Deception tools have been growing in popularity over the past several years, but customers need to ensure they are using the technology to its fullest potential.
The concept behind deception is fairly simple to understand: Security teams deploy a fake target that is monitored closely, which hackers will attack. Once the target is breached, the security team is alerted to the threat.
In my experience, the use of deception technology is relatively low compared to the amount of time, energy and money invested in traditional intrusion prevention systems. Part of the challenge of deception is that maintaining things such as decoys, breadcrumbs and honeypots can be difficult in environments that are always changing. However, networks are becoming more agile through the use of software, making deception technology more agile and easier to use.
I recently read a Gartner report, “Applying Deception Technologies and Techniques to Improve Threat Detection and Response,” that highlights the value of deception technology. The title is somewhat misleading, as the report largely focuses on deception as playing a key role in improving threat detection. But in my opinion, that’s only part of the value. It’s important to understand that deception can play a key role in improving incident response.
For example, Gartner states:
“Deception is a viable option to improve threat detection and response capabilities. Technical professionals focused on security should evaluate deception as a ‘low-friction’ method to detect lateral threat movement, and as an alternative or a complement to other detection technologies.”
The statement paints deception in a broad light, but all of the use cases that Gartner highlights focus on detection. Below are the two types of attacks that can be detected with deception:
- Deception usage that aims to make detection of regular threats easier and less resource intensive.
- Deception usage that aims to make detection of advanced threats possibly easier and less resource intensive.
OK, so deception can be used to find basic and advanced threats. No offense to the smart folks at Gartner, but no kidding. That seems kind of obvious.
What’s missing is that simply “raising the flag” only highlights the problem and doesn’t actually fix it. Improved detection is useful only if it leads to the security team being able to begin the response process faster and more accurately. Here is where solutions that include automated analysis and response as part of the deception solution can be of particular value.
Another statement in the Gartner report that I find misleading:
“Improved detection capabilities are the main motivation of those who adopt deception technologies. Most have no motivation to actively engage with attackers, and cut access or interaction as soon as detection happens.”

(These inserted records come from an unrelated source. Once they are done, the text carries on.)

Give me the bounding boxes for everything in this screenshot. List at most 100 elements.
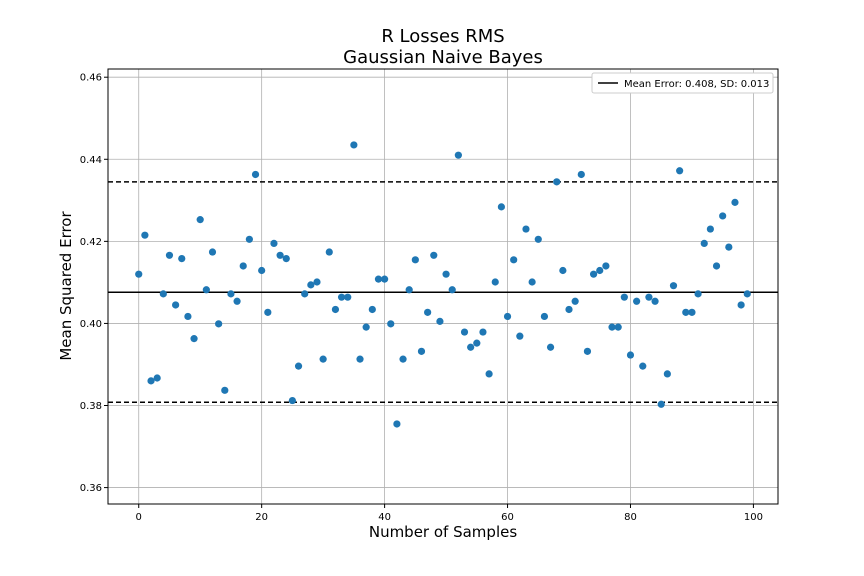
data-point [479, 328, 487, 336]
data-point [153, 374, 161, 382]
data-point [282, 254, 290, 263]
data-point [362, 323, 370, 331]
data-point [319, 355, 327, 363]
data-point [165, 251, 174, 259]
data-point [448, 286, 456, 294]
data-point [546, 343, 555, 351]
y-axis-ticks: 0.36 0.38 0.40 0.42 0.44 0.46 [80, 73, 108, 494]
data-point [725, 243, 733, 251]
data-point [331, 305, 340, 314]
data-point [719, 212, 727, 220]
y-tick-label: 0.40 [80, 319, 102, 330]
data-point [288, 396, 297, 405]
data-point [436, 317, 444, 325]
data-point [663, 370, 671, 378]
data-point [583, 347, 592, 355]
data-point [565, 305, 573, 314]
data-point [172, 301, 180, 309]
data-point [639, 362, 647, 370]
x-tick-label: 100 [744, 512, 763, 523]
data-point [141, 231, 149, 239]
data-point [528, 278, 536, 286]
data-point [712, 262, 721, 270]
data-point [657, 400, 665, 408]
data-point [608, 323, 616, 331]
reference-lines [108, 181, 778, 403]
data-point [460, 328, 469, 336]
data-point [430, 251, 438, 259]
data-point [356, 355, 364, 363]
data-point [405, 286, 413, 294]
data-point [694, 290, 702, 298]
data-point [688, 308, 696, 316]
data-point [491, 278, 499, 286]
x-tick-label: 80 [624, 512, 637, 523]
plot-frame [107, 68, 779, 505]
data-point [258, 266, 266, 275]
data-point [147, 377, 155, 385]
y-tick-label: 0.36 [80, 483, 102, 494]
data-point [313, 278, 321, 286]
data-points [135, 141, 751, 428]
data-point [251, 170, 260, 179]
data-point [651, 297, 659, 305]
data-point [301, 290, 309, 298]
data-point [682, 308, 690, 316]
data-point [393, 420, 401, 428]
data-point [485, 370, 493, 378]
data-point [215, 320, 223, 328]
data-point [571, 297, 579, 305]
chart-title-line-1: R Losses RMS [381, 26, 504, 47]
data-point [737, 301, 745, 309]
data-point [417, 347, 426, 355]
x-tick-label: 0 [136, 512, 142, 523]
data-point [620, 293, 628, 301]
x-axis-label: Number of Samples [369, 523, 517, 541]
data-point [522, 225, 530, 233]
data-point [626, 351, 635, 359]
x-tick-label: 20 [255, 512, 268, 523]
data-point [307, 281, 315, 289]
data-point [135, 270, 143, 278]
data-point [202, 286, 210, 294]
data-point [294, 362, 303, 370]
data-point [196, 216, 204, 224]
data-point [553, 178, 561, 186]
data-point [411, 256, 419, 264]
data-point [516, 332, 524, 340]
data-point [669, 282, 678, 290]
y-tick-label: 0.44 [80, 155, 102, 166]
legend: Mean Error: 0.408, SD: 0.013 [591, 72, 774, 94]
data-point [270, 239, 278, 248]
data-point [559, 266, 567, 275]
data-point [368, 305, 376, 314]
data-point [337, 293, 346, 301]
data-point [387, 320, 395, 328]
data-point [676, 167, 684, 175]
data-point [700, 239, 708, 248]
data-point [374, 275, 383, 283]
legend-box [591, 72, 774, 94]
data-point [276, 251, 284, 259]
data-point [454, 151, 462, 159]
data-point [706, 225, 714, 233]
legend-label: Mean Error: 0.408, SD: 0.013 [624, 79, 769, 90]
data-point [208, 248, 217, 256]
y-tick-label: 0.46 [80, 73, 102, 84]
data-point [159, 290, 167, 298]
data-point [577, 170, 585, 179]
data-point [596, 266, 604, 275]
data-point [381, 275, 389, 283]
data-point [731, 198, 739, 206]
chart-title-line-2: Gaussian Naive Bayes [343, 47, 543, 68]
data-point [184, 312, 192, 321]
x-tick-label: 40 [378, 512, 391, 523]
data-point [227, 290, 235, 298]
data-point [534, 235, 542, 243]
data-point [442, 270, 450, 278]
data-point [325, 248, 333, 256]
data-point [233, 297, 241, 305]
x-axis-ticks: 0 20 40 60 80 100 [136, 504, 763, 523]
data-point [399, 355, 407, 363]
data-point [589, 270, 598, 278]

That thinking is old school in nature. I have no doubt it came from actual customers Gartner talked to, but often customers don’t know what they need, which is why the security world is filled with startups. These smaller, more innovative vendors fill gaps where none existed before.
Security teams want to engage the attacker
I’ve talked to customers that have used advanced deception solutions, such as GuardiCore, and they do want to engage the attacker across the lifecycle of the attack. This includes finding the threat, but then also tracking and analyzing the activity. This is critical in being able to understand all the attack methods for better analysis of the incident and then having actionable data on hand for the response.
As an example, full session recording can provide a list of attacker actions, such as what credentials were being used, any commands, attacker tools or files that were targeted, operations performed (rename, change, etc), or network operations commands (connect, DNS query, etc.). This higher level of fidelity is crucial in actively analyzing the attack in progress to understand how big the “blast radius” is.
There was one point made in the report that I felt was the most salient as to why deception technology is a must-have for enterprises:
“Deception provides high-fidelity alerts and low false-positive rates.”
Gartner nailed it here, although it didn’t do a great job of explaining why.
One of the big advantages of deception is that it results in far fewer false positives in the security information an event management systems (SIEMs). It’s important to note that the SIEMs are not the cause of false positives. Rather, it is the fact that traditional intrusion-detection methods feed bad data into the SIEM, resulting in false positives. Deception tools have higher fidelity and, therefore, feed more accurate data into the SIEM, resulting in fewer false positives.
Deception is more than 'raising the flag'
This supports my thesis that deception is for more than “raising the flag” on a threat. Once something hits a decoy or honeypot, the data in the deception solution must then be turned back on that attacker to shorten the incident response process. This does carry the caveat that the solution has the capability of being able to record and analyze all the behavior to deliver high-fidelity detection of the incident.
This also means the deception solution must be believable from a hacker’s point of view. The decoys must be real machines, running real services and real IP addresses so it’s more difficult for the bad guys to recognize they aren’t on a production system.
When true high-fidelity security incidents are revealed with automated analysis and mitigation responses, incident response teams will be able to very quickly prioritize the incidents based on severity and impact to the business. In fact, security teams should look to automate many of the functions to stop active breaches.
Deception is growing in popularity because it can help find attacks more accurately and faster than other, more traditional tools. However, finding the threat solves only part of the problem. A complete deception solution will also enable better incident response to combat the threat actors.